4 – How important is my mattress to sleep well?
There’s no doubt that your mattress plays an important role in getting a good night’s sleep.
I consider sleep as a performance activity. If you have the right equipment, you are preparing for success. You wouldn’t be running a marathon in sandals, would you? The same goes for sleep – you want to have a mattress that will help you get the best sleep.
The two key elements to remember for a perfect mattress are comfort and support.
5 – My teenager loves to sleep. Should I let him sleep or force him out of bed?
I surprise a lot of parents when I tell them this: let your kids sleep. Now I don’t talk during the week. Obviously, they have to go to school, go swimming early in the morning or many other things. But on the weekends, let them sleep. Believe me, it’s not a waste of time.
The American Academy of Pediatrics recommends that teens get 8 to 10 hours of sleep every night. Children need sleep to grow and heal, and that’s exactly what they do when they sleep. However, finding those 8-10 hours each night can be difficult during the week, so it’s even more important for them to get some sleep on the weekends.

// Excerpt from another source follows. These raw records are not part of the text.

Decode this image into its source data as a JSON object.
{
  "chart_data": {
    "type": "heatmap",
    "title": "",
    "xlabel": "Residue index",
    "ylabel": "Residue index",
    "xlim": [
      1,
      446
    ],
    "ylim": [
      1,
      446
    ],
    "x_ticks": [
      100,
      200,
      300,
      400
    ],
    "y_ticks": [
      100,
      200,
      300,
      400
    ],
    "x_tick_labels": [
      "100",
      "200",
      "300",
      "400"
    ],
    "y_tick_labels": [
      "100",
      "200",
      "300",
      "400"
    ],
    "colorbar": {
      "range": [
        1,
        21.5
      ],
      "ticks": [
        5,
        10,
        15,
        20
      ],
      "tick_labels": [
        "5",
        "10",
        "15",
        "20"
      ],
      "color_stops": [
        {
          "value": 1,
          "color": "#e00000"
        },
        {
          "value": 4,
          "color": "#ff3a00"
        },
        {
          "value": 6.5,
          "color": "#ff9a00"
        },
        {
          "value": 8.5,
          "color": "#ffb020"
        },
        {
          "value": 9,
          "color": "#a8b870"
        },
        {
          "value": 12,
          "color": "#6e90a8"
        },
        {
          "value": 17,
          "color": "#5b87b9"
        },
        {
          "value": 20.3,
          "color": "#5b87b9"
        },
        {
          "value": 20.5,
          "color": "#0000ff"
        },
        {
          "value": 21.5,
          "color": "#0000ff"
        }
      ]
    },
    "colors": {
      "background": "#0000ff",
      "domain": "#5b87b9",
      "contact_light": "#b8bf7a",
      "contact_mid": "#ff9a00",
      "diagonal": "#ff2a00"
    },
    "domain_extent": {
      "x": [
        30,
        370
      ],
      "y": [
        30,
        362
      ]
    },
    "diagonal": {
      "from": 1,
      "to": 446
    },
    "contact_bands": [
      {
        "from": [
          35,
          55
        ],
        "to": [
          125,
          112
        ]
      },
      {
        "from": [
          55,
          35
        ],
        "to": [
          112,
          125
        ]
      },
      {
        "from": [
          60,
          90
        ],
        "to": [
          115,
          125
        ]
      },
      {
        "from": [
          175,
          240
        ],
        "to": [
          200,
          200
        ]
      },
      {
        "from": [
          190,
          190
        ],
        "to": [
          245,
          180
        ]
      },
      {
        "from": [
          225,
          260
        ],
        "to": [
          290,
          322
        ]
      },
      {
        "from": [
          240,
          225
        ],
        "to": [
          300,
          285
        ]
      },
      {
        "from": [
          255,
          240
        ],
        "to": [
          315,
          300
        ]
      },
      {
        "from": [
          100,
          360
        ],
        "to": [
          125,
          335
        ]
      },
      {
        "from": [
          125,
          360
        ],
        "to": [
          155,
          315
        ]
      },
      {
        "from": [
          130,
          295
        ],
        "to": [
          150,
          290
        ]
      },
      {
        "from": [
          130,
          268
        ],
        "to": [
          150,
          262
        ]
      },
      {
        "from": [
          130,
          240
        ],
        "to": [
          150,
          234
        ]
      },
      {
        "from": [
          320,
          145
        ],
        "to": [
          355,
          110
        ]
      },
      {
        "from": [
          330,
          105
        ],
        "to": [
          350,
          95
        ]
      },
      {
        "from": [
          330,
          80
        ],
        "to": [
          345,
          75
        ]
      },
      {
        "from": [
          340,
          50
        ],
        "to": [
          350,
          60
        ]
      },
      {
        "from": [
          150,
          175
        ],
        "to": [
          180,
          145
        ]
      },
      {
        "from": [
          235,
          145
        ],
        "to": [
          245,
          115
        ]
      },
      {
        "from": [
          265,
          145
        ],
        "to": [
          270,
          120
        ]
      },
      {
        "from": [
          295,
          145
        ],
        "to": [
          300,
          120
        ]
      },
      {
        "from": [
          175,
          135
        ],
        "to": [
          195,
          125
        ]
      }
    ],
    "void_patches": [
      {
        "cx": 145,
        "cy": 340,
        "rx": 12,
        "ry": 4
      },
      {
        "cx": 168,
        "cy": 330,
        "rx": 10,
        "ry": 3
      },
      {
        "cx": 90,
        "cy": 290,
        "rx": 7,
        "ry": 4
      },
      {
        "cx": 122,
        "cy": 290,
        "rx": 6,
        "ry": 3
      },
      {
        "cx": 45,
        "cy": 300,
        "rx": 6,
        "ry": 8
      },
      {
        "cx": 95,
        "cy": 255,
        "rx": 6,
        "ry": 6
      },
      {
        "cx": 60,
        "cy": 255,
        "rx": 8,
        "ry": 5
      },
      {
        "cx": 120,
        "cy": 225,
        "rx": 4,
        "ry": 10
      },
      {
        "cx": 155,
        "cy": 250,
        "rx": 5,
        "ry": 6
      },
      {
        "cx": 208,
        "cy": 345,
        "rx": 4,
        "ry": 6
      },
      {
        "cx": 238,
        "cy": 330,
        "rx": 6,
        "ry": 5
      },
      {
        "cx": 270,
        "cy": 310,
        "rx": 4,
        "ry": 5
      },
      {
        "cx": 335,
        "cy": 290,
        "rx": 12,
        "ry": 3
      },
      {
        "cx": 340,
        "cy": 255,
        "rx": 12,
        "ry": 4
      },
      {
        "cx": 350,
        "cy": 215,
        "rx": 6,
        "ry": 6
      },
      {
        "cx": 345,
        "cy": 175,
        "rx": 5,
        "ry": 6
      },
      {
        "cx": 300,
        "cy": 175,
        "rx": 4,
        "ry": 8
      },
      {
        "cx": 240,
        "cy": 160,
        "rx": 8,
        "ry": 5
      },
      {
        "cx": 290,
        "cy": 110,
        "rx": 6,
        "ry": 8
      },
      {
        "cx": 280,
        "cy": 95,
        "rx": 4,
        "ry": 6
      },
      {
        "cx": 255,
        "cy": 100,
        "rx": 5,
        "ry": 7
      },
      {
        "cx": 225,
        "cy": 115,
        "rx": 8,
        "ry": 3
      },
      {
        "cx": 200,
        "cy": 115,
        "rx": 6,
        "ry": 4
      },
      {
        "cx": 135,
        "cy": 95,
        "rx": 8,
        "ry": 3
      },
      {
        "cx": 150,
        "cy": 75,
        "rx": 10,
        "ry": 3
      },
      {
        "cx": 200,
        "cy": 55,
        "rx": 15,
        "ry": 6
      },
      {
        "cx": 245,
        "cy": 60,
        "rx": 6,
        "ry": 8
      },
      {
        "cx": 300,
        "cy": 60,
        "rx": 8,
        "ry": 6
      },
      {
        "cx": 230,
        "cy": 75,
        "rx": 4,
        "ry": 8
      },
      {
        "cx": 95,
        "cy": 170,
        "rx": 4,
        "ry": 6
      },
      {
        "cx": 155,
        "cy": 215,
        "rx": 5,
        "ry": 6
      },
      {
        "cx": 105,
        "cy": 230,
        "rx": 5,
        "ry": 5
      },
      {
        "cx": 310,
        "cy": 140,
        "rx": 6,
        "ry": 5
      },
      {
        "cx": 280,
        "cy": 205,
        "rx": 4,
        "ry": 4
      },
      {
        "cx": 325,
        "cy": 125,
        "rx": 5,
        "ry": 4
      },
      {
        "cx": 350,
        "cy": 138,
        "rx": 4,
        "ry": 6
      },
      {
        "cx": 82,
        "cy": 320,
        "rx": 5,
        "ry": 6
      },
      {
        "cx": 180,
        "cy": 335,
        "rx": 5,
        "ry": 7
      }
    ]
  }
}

However, there are still some basic rules. I support the choice of one day as a sleep day on the weekends. I prefer Saturday because it comes after your teen has just finished a week of school and activities. I also recommend avoiding consecutive sleep days on Saturdays and Sundays. The reason? If you sleep on both days, your biological clock will also want to wake up late on Monday. There’s still a little leeway; you can add an extra hour to the time you normally wake up on Sunday, but try to keep your sleep schedule as consistent as possible when it’s not your designated sleep day.